In another instance [[Mens Mental Health]] there was a discussion of the copyright status on Wikipedia, which seems to have been resolved in favour of keeping the article. It was being transferred because it was judged to be a source text. (There is some question about whether the author/contributor was revising the text for inclusion on Wikipedia, which would disqualify it as a source text, but that is a secondary issue.) Of course the GFDL allows the material to be copied, and that permission should extend to Wikisource. The problem lies in the fact that the Transwiki was being performed in conjunction with the Wikipedia deletion process. The Wikipedia deletion would also have broken the link of permissions since there would no longer be an easy access to the discussion that clarified the copyright status. Again it is the transferrer who should be able to deal with such questions; making the transfer as an anonymous IP does not help that process. Wikisource should not become a dumping ground for Wikipedia's copyvio problems.
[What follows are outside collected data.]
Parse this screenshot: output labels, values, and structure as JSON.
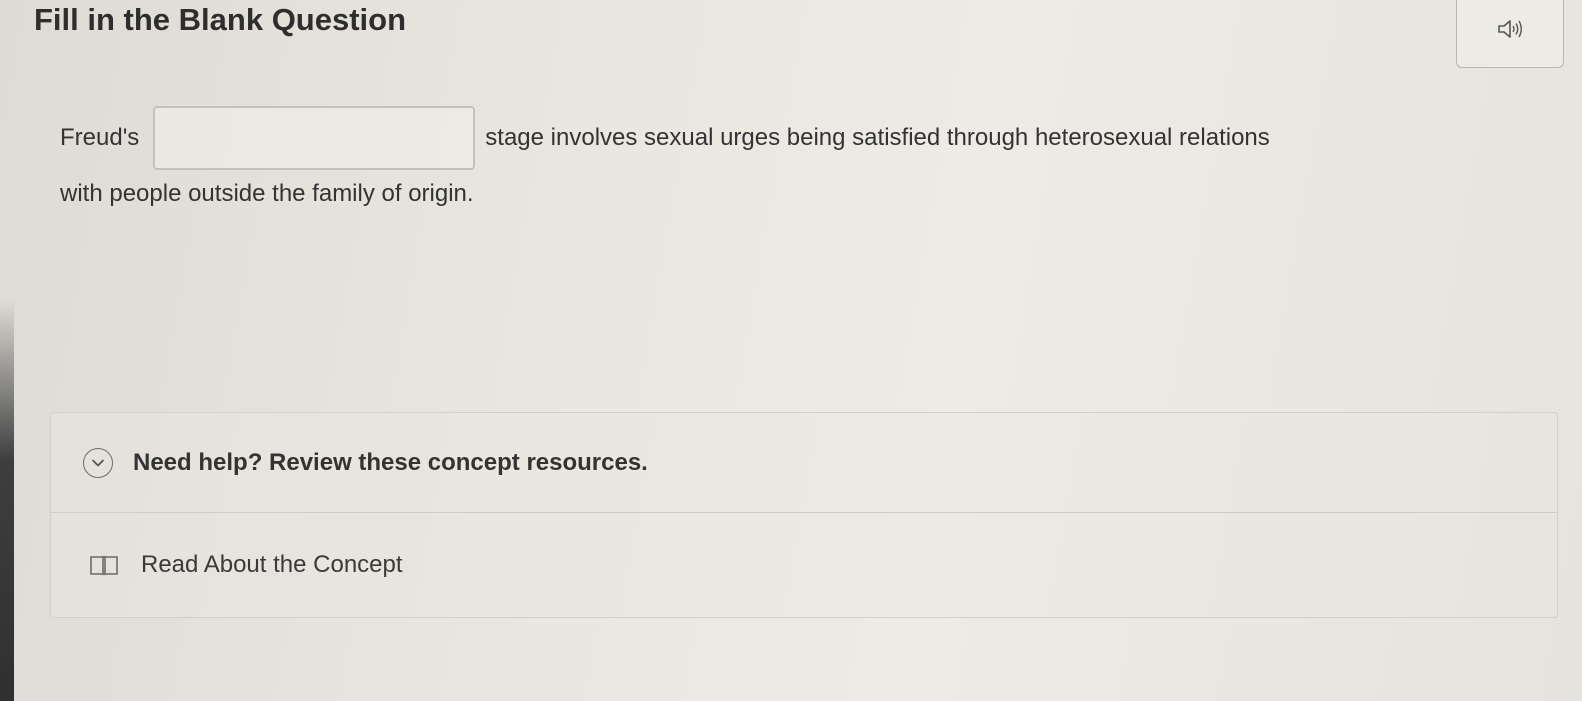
{
  "page": {
    "title": "Fill in the Blank Question"
  },
  "audio": {
    "icon": "speaker-icon"
  },
  "question": {
    "prefix": "Freud's",
    "blank_value": "",
    "suffix": "stage involves sexual urges being satisfied through heterosexual relations",
    "continuation": "with people outside the family of origin."
  },
  "help": {
    "label": "Need help? Review these concept resources.",
    "icon": "chevron-down-icon",
    "resources": [
      {
        "label": "Read About the Concept",
        "icon": "book-icon"
      }
    ]
  }
}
2. The other issue has to do with the entry of the list of editors on the talk page of a transwikied article. I understand perfectly that this is intended to satisfy certain requirements under the GFDL. The problem is that this is a bare list of users. This is useless without links to what those edits really were. The copyright in source works rests with the original author, and including works from the public domain does not give rise to new copyrights. Public domain also takes precedence over the GFDL which only licenses what needs to be licensed. Some edits may be copyrightable, notably eidts to introductory material. Other edits such as spelling corrections, format modifications, adding convenient headings or wikifications are not copyrightable. Wikisource needs to know exactly what was done? A "correction" of an author's idiosyncratic spelling, for example, needs to be documented. As a repository of source documents Wikisource also needs to be concerned with the integrity of the text.